Residents currently expect S$1.8 million to S$2.3 million for their units, down from the over S$3 million some were hoping for last year. 
 
Most of the development’s 528 units are between 1,500 and 1,700 square feet. 
 
Last year, Singapore saw 104 successful en bloc sales but in 2008 this has slowed to just seven. 
 
There remains a five-day cooling-off period for the residents to change their minds but many expect the sale to go through.
 
7. Written by News on 12-12-2008 11:25
 
 
Moves closer to collective sale
LAGUNA Park condominium along Marine Parade Road could be up for collective sale, with about 77 per cent of tenants so far agreeing to it, Channel NewsAsia reported. 
 
The sales committee could expect a few more signatures in the coming days to cross the 80 per cent trigger point which will move the en bloc process forward.
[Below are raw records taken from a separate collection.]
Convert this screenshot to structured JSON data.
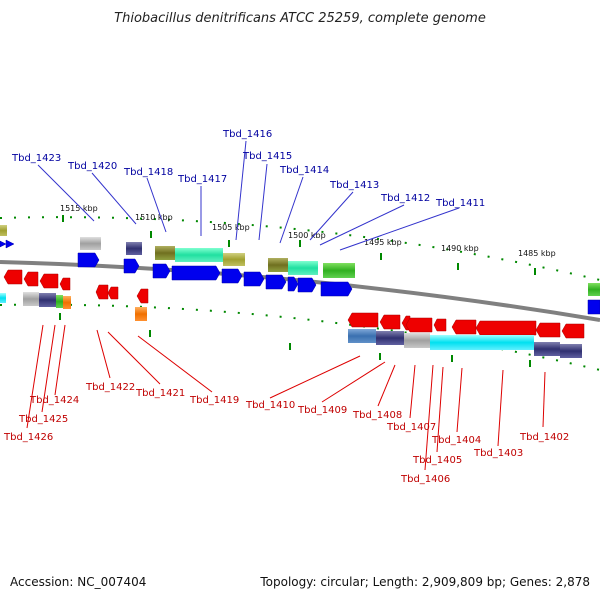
{
  "title": "Thiobacillus denitrificans ATCC 25259, complete genome",
  "footer": {
    "accession": "Accession: NC_007404",
    "topology": "Topology: circular; Length: 2,909,809 bp; Genes: 2,878"
  },
  "kbp_labels": [
    "1515 kbp",
    "1510 kbp",
    "1505 kbp",
    "1500 kbp",
    "1495 kbp",
    "1490 kbp",
    "1485 kbp"
  ],
  "genes_top": [
    "Tbd_1423",
    "Tbd_1420",
    "Tbd_1418",
    "Tbd_1417",
    "Tbd_1416",
    "Tbd_1415",
    "Tbd_1414",
    "Tbd_1413",
    "Tbd_1412",
    "Tbd_1411"
  ],
  "genes_bottom": [
    "Tbd_1426",
    "Tbd_1425",
    "Tbd_1424",
    "Tbd_1422",
    "Tbd_1421",
    "Tbd_1419",
    "Tbd_1410",
    "Tbd_1409",
    "Tbd_1408",
    "Tbd_1407",
    "Tbd_1406",
    "Tbd_1405",
    "Tbd_1404",
    "Tbd_1403",
    "Tbd_1402"
  ],
  "colors": {
    "forward_gene": "#0000ee",
    "reverse_gene": "#ee0000",
    "label_top": "#0000a0",
    "label_bottom": "#c00000",
    "leader_top": "#3333cc",
    "leader_bottom": "#dd0000",
    "backbone": "#808080",
    "tick": "#008800"
  }
}
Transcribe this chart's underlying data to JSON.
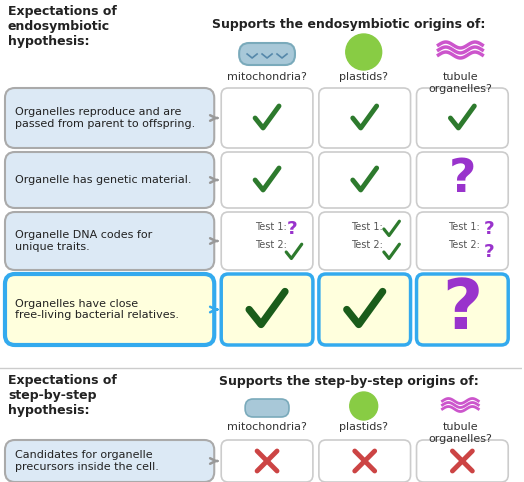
{
  "title_endo": "Supports the endosymbiotic origins of:",
  "title_step": "Supports the step-by-step origins of:",
  "left_title_endo": "Expectations of\nendosymbiotic\nhypothesis:",
  "left_title_step": "Expectations of\nstep-by-step\nhypothesis:",
  "col_labels": [
    "mitochondria?",
    "plastids?",
    "tubule\norganelles?"
  ],
  "row_labels_endo": [
    "Organelles reproduce and are\npassed from parent to offspring.",
    "Organelle has genetic material.",
    "Organelle DNA codes for\nunique traits.",
    "Organelles have close\nfree-living bacterial relatives."
  ],
  "row_labels_step": [
    "Candidates for organelle\nprecursors inside the cell."
  ],
  "bg_color": "#ffffff",
  "row_bg_normal": "#dce9f5",
  "row_bg_highlight": "#ffffdd",
  "row_border_highlight": "#33aaee",
  "left_box_border": "#aaaaaa",
  "cell_border_normal": "#cccccc",
  "cell_border_highlight": "#33aaee",
  "check_color": "#2d7a2d",
  "question_color": "#9933cc",
  "cross_color": "#cc4444",
  "check_color_dark": "#1a5c1a",
  "highlight_check_scale": 1.4
}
Channel NewsAsia understands that the asking price is about $1.2 billion. Each owner stands to pocket between $1.8 million and $2.1 million. It works out to about $633 per square foot of gross floor area, Channel NewsAsia said. 
 
Nicholas Mak, director, consultancy and research, Knight Frank, said: ‘In today’s market, the owners will probably have to lower their expectation, easily by 20 per cent.’ 
 
Laguna Park condominium sits on 667,000 sq ft of land with a plot ratio of 2.8.
 
8. Written by News on 28-08-2008 15:12
 
 
Condo’s MC chairman nabbed
THE chairman of the management committee at Laguna Park , recently hit by a spate of vandalism, was arrested this week on suspicion of gluing shut two residents’ apartment doors. 
 
No charges were brought against Mr Lee Kok Leong, 61, who has since been released on police bail.... 
 
The possibility of a collective sale of the units in this seaside estate arose last December. 
 
Residents have until the end of this year to secure an 80 per cent vote to put it up for sale. 
 
So far, 65 per cent have indicated their agreement to it. 
 
Residents have been told by a property valuer that an average unit could be worth more than $2.1 million in a collective sale, and the penthouses, almost $4m.
 
9. Written by News on 22-08-2008 03:42
 
 
En bloc spat
FIRST cars, now letter boxes. 
 
Several residents of the Laguna Park condominium in Marine Parade Road had their mailboxes vandalised last night. 
 
In the third such attack this month, vandals used glue to seal the keyholes of eight letter boxes - all belonging to residents who had not signed the condominium's en bloc sales agreement. 
 
For some victims, last night's attack was the second time they had been hit. 
 
Several had their cars damaged last month when vandals threw a corrosive liquid, possibly paint thinner, on them. 
 
Police are investigating.
 
10. Written by News on 28-07-2008 19:54
 
 
Car vandals strike again
THE Laguna Park car vandals have struck again: At least two more cars have been hit, including one which had already been targeted before. 
 
Residents of the 530-unit development in Marine Parade Road say the three latest attacks bring the total number of vandalism cases to at least nine in the last month. 
 
Coincidentally, all but one of the cars belong to owners who have not yet agreed to the sale. 
 
As of last Saturday, close to 64 per cent of home owners had voted for the proposed sale, according to notices put up around the estate. 
 
The sales committee has until the end of the year to garner the 80 per cent vote needed to proceed with the deal.